Le chemin des âmes !
Ainsi, l’âme, cette inconnue si familière, aurait à parcourir un chemin ?
Oh bien sûr, celui-ci n’a pas
grand-chose à voir avec cet autre, qui, par monts et par vaux, nous mène d’un
point à un autre, encore que ? …
Le souvenir de ce que nous dûmes
endurer tout au long de notre vie, a enrichi ce mot d’un sens nouveau, d’images
fugitives de ces épreuves où, tour à tour, nous nous illustrâmes ou dont nous sortîmes
défaits, sans nul autre spectateur que nous-mêmes …
Bien qu’à son sujet, nous ne
savons pas trop quoi dire, tout juste décider « qu’elle est
belle ! » chez tel ou tel autre, on serait bien en peine de lui
donner une date de naissance, ce qui revient à dire que, si elle a toujours
existé, nous n’en avons conscience que depuis peu …
En Grèce, ce phénomène, cette
émergence, sont désormais identifiés quelque part entre Homère et Aristote, à
ce moment de notre évolution où certains d’entre nous prirent leurs distances
avec les représentations venues d’orient, avec le temps cyclique, avec le même,
avec la répétition, la stagnation, avec une âme diffuse, collective, tribale,
une forme d’irresponsabilité ; prélude au surgissement de ce mutant que nous
nommons individu …
Exit le héros, le possédé des
dieux, aux abonnés absents les muses de jadis, voici qu’arrive le différent, le
morcelé, incertain, porteur de doute, amateur de certitude, et de sa forme
ultime, le salut, nouvellement habillé de lyrisme et de tragédie sous le regard
des gradins attentifs ! …
Dans l’observation du vivant, on
dit de certaines bifurcations qu’il s’agit d’un « reculer pour mieux sauter ! »
Pour ce qui concerne le psychisme
de l’Homme, ce bond en avant, ce surgissement est né d’un retrait dont nous
n’avons plus mémoire, ou, ce qui serait plus exact, dont nous ne voulons plus
nous souvenir …*
Nous le savons désormais, ce
séisme s’était produit en orient plusieurs siècles avant d’affecter la Grèce
des mystères, et de ses enfants, les présocratiques, avec toutefois un résultat
bien différent de ce qu’il adviendra au sein de celle qui était encore fille de
l’orient ; ce fut un rejet, une réaction, pourrions-nous dire, quand
l’occident lui préféra l’action.
En Inde ancienne, on voulut ne
rien oublier !
La vision d’un monde spirituel désormais
enfui de la conscience de l’Homme, inscrite dans les Véda, cette tradition
orale multimillénaire, fut gravée sur le tard, avant qu’il ne soit trop tard, dans
le marbre de l’écrit, et ce, afin que nul n’en ignore ! **
Ce qui resta longtemps un vœu
pieux, au moins pour l’occident qui ne les découvrit qu’en ce XIXème siècle qui
commençait, il est vrai, à manquer de souffle spirituel ! …

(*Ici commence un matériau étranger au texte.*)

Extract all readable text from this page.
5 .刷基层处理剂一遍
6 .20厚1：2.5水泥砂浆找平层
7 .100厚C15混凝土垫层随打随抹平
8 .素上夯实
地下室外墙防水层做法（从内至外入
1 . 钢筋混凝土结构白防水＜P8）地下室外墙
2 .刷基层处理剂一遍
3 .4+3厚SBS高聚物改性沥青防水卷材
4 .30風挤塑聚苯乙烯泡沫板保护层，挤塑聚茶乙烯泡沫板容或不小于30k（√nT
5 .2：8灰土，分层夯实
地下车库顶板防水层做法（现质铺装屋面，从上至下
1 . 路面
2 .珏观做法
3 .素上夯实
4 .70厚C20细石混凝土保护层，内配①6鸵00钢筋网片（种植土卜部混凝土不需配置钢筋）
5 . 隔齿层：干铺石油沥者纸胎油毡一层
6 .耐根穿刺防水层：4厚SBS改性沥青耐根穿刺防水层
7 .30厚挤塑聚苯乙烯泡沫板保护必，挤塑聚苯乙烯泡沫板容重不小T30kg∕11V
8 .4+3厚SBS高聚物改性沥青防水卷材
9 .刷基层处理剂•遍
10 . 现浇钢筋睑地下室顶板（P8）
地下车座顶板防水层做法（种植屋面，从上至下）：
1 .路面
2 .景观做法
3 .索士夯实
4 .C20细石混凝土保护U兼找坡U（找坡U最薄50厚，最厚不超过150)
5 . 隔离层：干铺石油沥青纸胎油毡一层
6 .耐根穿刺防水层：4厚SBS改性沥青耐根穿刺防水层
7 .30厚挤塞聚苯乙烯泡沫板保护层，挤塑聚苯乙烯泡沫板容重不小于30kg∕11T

Ce drame cosmique et psychique que
le mythe grec décrit comme la mise en pièces de Dionysos l’ancien par les
titans, à l’instigation d’Héra*, passage de l’Un au multiple pour la nouvelle
pensée conceptuelle ; ce drame cosmique, disais-je, l’orient en refuse les
conséquences ! …
Un peu plus tard, ou pour le dire
autrement, un peu plus près de nous, Krishna enseigne le Yoga à Arjuna, son
élève élu, méthode artificielle certes, mais propre à retrouver cette proximité,
à remettre le multiple à sa place, c’est-à-dire dans l’Un …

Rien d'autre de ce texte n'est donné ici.